Garry Pettet edited this page Oct 19, 2023 · 21 revisions

A syntax definition is an XML file that describes to SyntaxArea how to highlight a syntax (language).

Examples of definition files can be found in the definitions folder and their effects can be seen within the demo application.

Below is a simplified example of Objo's language definition. The full version can be found within definitions/Objo.xml. Note that regular expressions must be escaped for use within XML. This means symbols's such as > must be represented as > see this excellent StackOverflow answer for a complete list.

Example

<highlightDefinition>
  <name>Objo</name> <!-- The name of the language. Mandatory -->
  
  <!-- This pattern stipulates the start and end of a block. Multiple block start and end tags can be used -->
  <blockStartMarker indent="1">\{\W*(?:$|#)</blockStartMarker> <!-- `indent` stipulates how much to indent. If in doubt, use 1 -->
  <blockEndMarker>^\W*\}</blockEndMarker>

  <!-- Symbols are optional. These represent tokens in the source code that have a semantic meaning. 
  They are accessible within the editor and can be navigated to. This can be seen in the demo application by clicking on the 
  symbol bar beneath the editor text. This example just has one symbol but you can have zero or many. -->
  <symbols>
	<symbol type="class">
	  <entryRegEx>^\s*class [^ {]*</entryRegEx>
	</symbol>
  </symbols>

  <!-- Each definition file should have at least one `contexts` element. Nested within `contexts` are `highlightContext` nodes which 
  define the regular expressions to match tokens in the editor's text that can be styled. You can stipulate the case sensitivity at the `contexts` or `highlightContext` level. -->
  <contexts caseSensitive="yes"><!-- ObjoScript is case-sensitive -->
	<!-- Each highlight context should have a unique name. The editor will look for a style in the current theme matching this name in order to style the token. Themes are encouraged to define a handful of common style names. Thanks to this you can
	define a "fallback" name to use in case the theme currently being used doesn't define a style for "name". You can see an
	example of this in the "uppercaseIdentifier" context below. -->
	<highlightContext name="objoComment" fallback="comment">
	  <startRegEx>#</startRegEx> <!-- everything between `startRegEx` and `endRegEx` will be a "comment" -->
	  <endRegEx>[\n\r]</endRegEx>
	</highlightContext>

	<highlightContext name="objoUppercaseIdentifier" fallback="identifier">
	<!-- Anything matching `entryRegEx` pattern will be styled as "uppercaseIdentifier". If the current theme doesn't define
	this style then "identifier" will be used. -->
	  <entryRegEx>\b[A-Z]\w*</entryRegEx>
	</highlightContext>

	<highlightContext name="objoType", fallback="identifier">
	<!-- Any strings exactly listed within a `keywords` element will be matched.-->
	  <keywords>
		<string>Boolean</string>
		<string>Number</string>
	  </keywords>
	</highlightContext>
  </contexts>
</highlightDefinition>

Let's take a closer look at each section more closely.

Name

The <name> node stipulates the definition's name.

Block markers

SyntaxEditor supports automatically indenting code within blocks and can optionally allow the folding of blocks of code. To do this the editor needs to know what constitutes the start and end of a block. For example, in a curly brace language such as Objo, { is the start of a block and } is the end of a block. We indicate this to the editor in a definition file using the <blockStartMarker> and <blockEndMarker> nodes.

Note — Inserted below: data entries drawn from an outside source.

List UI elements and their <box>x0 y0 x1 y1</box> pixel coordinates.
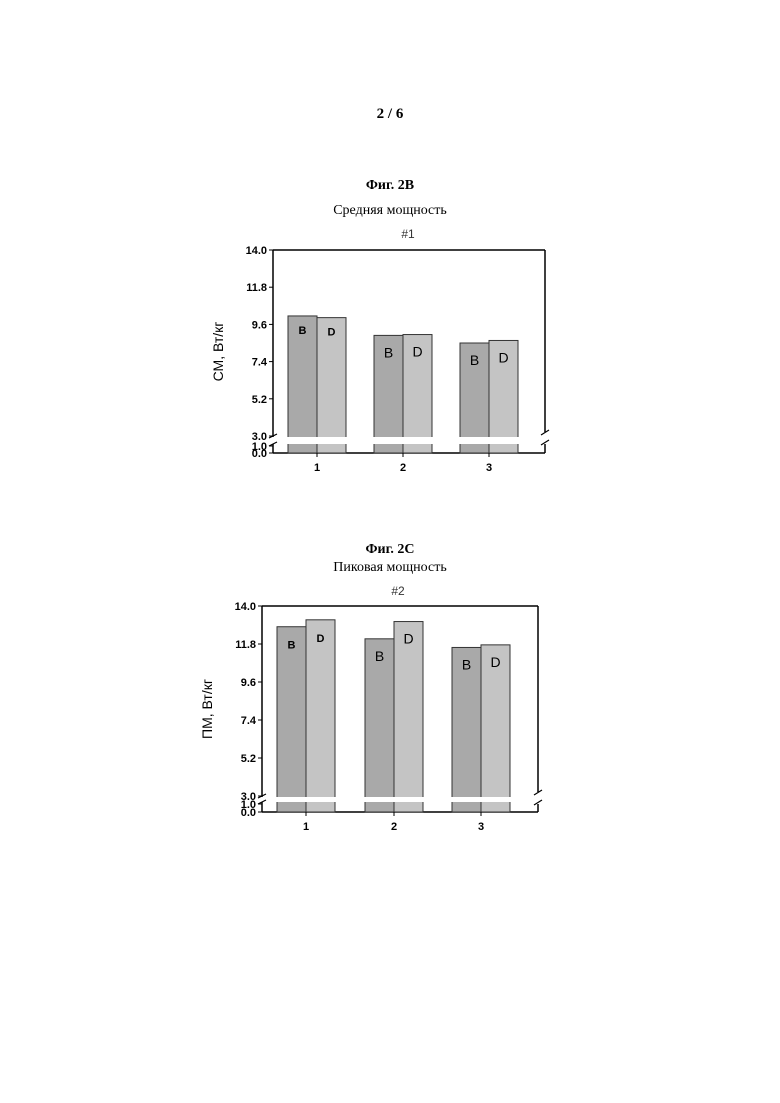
y-tick-label: 3.0 <box>252 431 267 443</box>
bar-label: D <box>412 344 422 360</box>
x-tick-label: 3 <box>486 462 492 474</box>
bar-label: D <box>498 349 508 365</box>
bar-3-D <box>481 645 510 812</box>
y-tick-label: 9.6 <box>252 319 267 331</box>
x-tick-label: 1 <box>303 821 309 833</box>
y-tick-label: 7.4 <box>252 357 268 369</box>
y-tick-label: 5.2 <box>252 394 267 406</box>
y-tick-label: 9.6 <box>241 677 256 689</box>
y-tick-label: 7.4 <box>241 715 257 727</box>
bar-label: B <box>462 656 471 672</box>
bar-label: B <box>288 640 296 652</box>
y-axis-label: ПМ, Вт/кг <box>199 679 215 739</box>
figure-title: Фиг. 2C <box>0 542 780 558</box>
y-tick-label: 14.0 <box>235 601 256 613</box>
axis-break-band <box>264 797 536 802</box>
bar-label: D <box>490 654 500 670</box>
y-tick-label: 11.8 <box>246 282 267 294</box>
chart-peak-power: ПМ, Вт/кгBD1BD2BD30.01.03.05.27.49.611.8… <box>195 595 565 840</box>
bar-label: D <box>328 327 336 339</box>
bar-label: D <box>403 631 413 647</box>
x-tick-label: 3 <box>478 821 484 833</box>
bar-1-D <box>306 620 335 812</box>
bar-2-D <box>394 622 423 812</box>
y-tick-label: 14.0 <box>246 245 267 257</box>
y-tick-label: 3.0 <box>241 791 256 803</box>
x-tick-label: 2 <box>400 462 406 474</box>
bar-1-B <box>277 627 306 812</box>
figure-title: Фиг. 2B <box>0 178 780 194</box>
axis-break-band <box>275 437 543 444</box>
y-axis-label: СМ, Вт/кг <box>210 322 226 382</box>
bar-label: B <box>384 344 393 360</box>
bar-label: D <box>317 633 325 645</box>
bar-label: B <box>375 648 384 664</box>
bar-label: B <box>470 352 479 368</box>
figure-subtitle: Пиковая мощность <box>0 560 780 576</box>
bar-label: B <box>299 325 307 337</box>
x-tick-label: 1 <box>314 462 320 474</box>
x-tick-label: 2 <box>391 821 397 833</box>
page-number: 2 / 6 <box>0 106 780 123</box>
bar-2-B <box>365 639 394 812</box>
y-tick-label: 11.8 <box>235 639 256 651</box>
y-tick-label: 5.2 <box>241 753 256 765</box>
chart-average-power: СМ, Вт/кгBD1BD2BD30.01.03.05.27.49.611.8… <box>195 238 565 478</box>
figure-subtitle: Средняя мощность <box>0 203 780 219</box>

<blockStartMarker> and <blockEndMarker> nodes should be provided as a pair. A definition may provide no block markers (for example plain text or Markdown doesn't really have the concept of blocks) or any number so long as they are paired. This is useful for languages such as Xojo which have blocks demarcated with lots of different keywords (do...loop, if...end if, etc).

The text within a <blockStartMarker> and <blockEndMarker> is the regex pattern to match the block start or end marker. For example, to match a block opening { in Objo we would write:

<blockStartMarker>\{\W*(?:$|#)</blockStartMarker>

This pattern says to match a literal { character followed by optional whitespace up to the end of the line or the start of a comment (which in Objo begins with a #). The block end marker is simpler:

<blockEndMarker>^\W*\}</blockEndMarker>

This states that block end markers are the } character at the start of a line preceded by any number of optional non-word characters.

Symbols

The <symbols> node is optional.

Symbols are tokens that can be matched by the editor using a regex pattern specified in the definition file. Unlike highlight contexts (see later) these matches are not styled but can be used to navigate through the document in the editor. In the Objo example above there is a single symbol "class" that will find all class definitions in the text and keep a reference to where they are in the document. In the demo app you can click the symbol navigator in the bottom right to see all class definitions. Clicking on one will jump to the line in the document that the symbol occurs on.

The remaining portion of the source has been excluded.